5. The method as claimed in claim 1, characterized in that it comprises at least one of the following steps:

introduction of the cell extracts with a stream containing oxygen into the combustion furnace of an EA-IRMS for the purposes of oxidation and/or reduction for the quantitative conversion of the cells into gas,

removal of the water formed and separation of the gases,

introduction of the gases into the IRMS in order to produce molecular ions collected in collectors,

establishment of the spectra of the ion currents of the isotopomers of the isotopic elements to be measured,

the isotopic content of the cells studied being expressed by the isotope ratio R of the ion currents of the fraction of the heaviest isotope to the lightest isotope, and, if desired,

the comparison of the values obtained with that of a reference gas being expressed in delta per thousand.

6. The method as claimed in claim 5, characterized in that it also comprises the introduction of the cell extracts into a gas chromatograph, in order to separate the molecules, and then into a combustion and reduction furnace for the quantitative conversion of the cells into gas, and then, after removal of the water, the introduction of the gases into the IRMS.

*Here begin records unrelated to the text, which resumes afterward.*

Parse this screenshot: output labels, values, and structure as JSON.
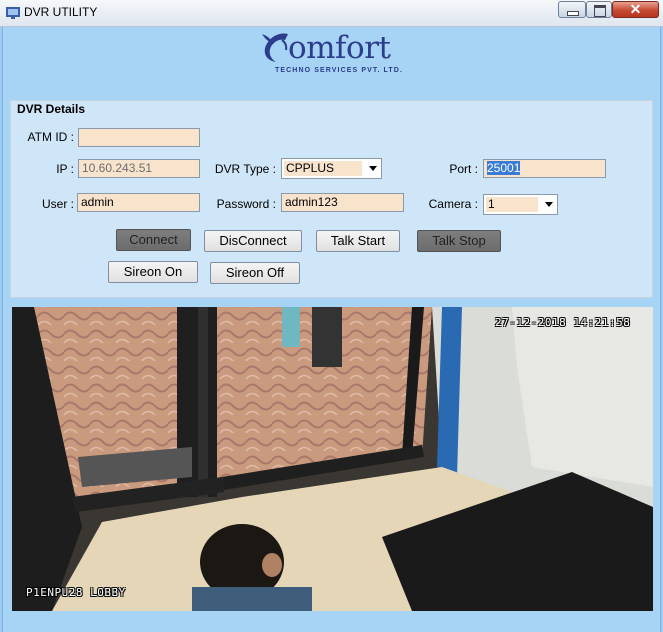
{
  "window": {
    "title": "DVR UTILITY"
  },
  "logo": {
    "word": "omfort",
    "tagline": "TECHNO SERVICES PVT. LTD."
  },
  "dvr_details": {
    "group_title": "DVR Details",
    "atm_id": {
      "label": "ATM ID :",
      "value": ""
    },
    "ip": {
      "label": "IP :",
      "value": "10.60.243.51"
    },
    "dvr_type": {
      "label": "DVR Type :",
      "value": "CPPLUS"
    },
    "port": {
      "label": "Port :",
      "value": "25001"
    },
    "user": {
      "label": "User :",
      "value": "admin"
    },
    "password": {
      "label": "Password :",
      "value": "admin123"
    },
    "camera": {
      "label": "Camera :",
      "value": "1"
    }
  },
  "buttons": {
    "connect": "Connect",
    "disconnect": "DisConnect",
    "talk_start": "Talk Start",
    "talk_stop": "Talk Stop",
    "sireon_on": "Sireon On",
    "sireon_off": "Sireon Off"
  },
  "video": {
    "timestamp": "27-12-2018 14:21:58",
    "camera_name": "P1ENPU28 LOBBY"
  },
  "colors": {
    "background": "#a7d3f5",
    "field_fill": "#f8e3cc",
    "logo": "#2b3d8c",
    "selection": "#3a7bd5"
  }
}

7. The method as claimed in claim 1, characterized in that it is applied to a cell fraction, in particular a protein fraction.

8. The method as claimed in claim 1, characterized in that it is applied to amino acids and/or to polar metabolites which may be intracellular or extracellular or to cell extracts.

9. The method as claimed in claim 1, characterized in that it is applied to lipids extracted from cells.

10. The method as claimed in claim 1, characterized in that it is applied to extracts of cells originating from a tissue or from a biological medium, such as blood or urine, or to cells of a cell line or directly to tissues, blood or urine.

11. The method as claimed in claim 10, characterized in that said cells or tissues are cancer cells or cancerous tissues.

12. The method as claimed in claim 10, characterized in that said cells or tissues are diseased.

13. The method as claimed in claim 10, characterized in that said cells or tissues are healthy.

14. The use of the method as claimed in claim 1, for distinguishing a cell type and/or subtypes, identifying the diseased or healthy condition of the cells studied, determining the biological disruptions linked to the measurements carried out, and/or evaluating the effectiveness of a therapeutic treatment and/or for constituting a database which serves as a reference for identifying the type and the stage of the disease and thus allowing suitable treatment thereof.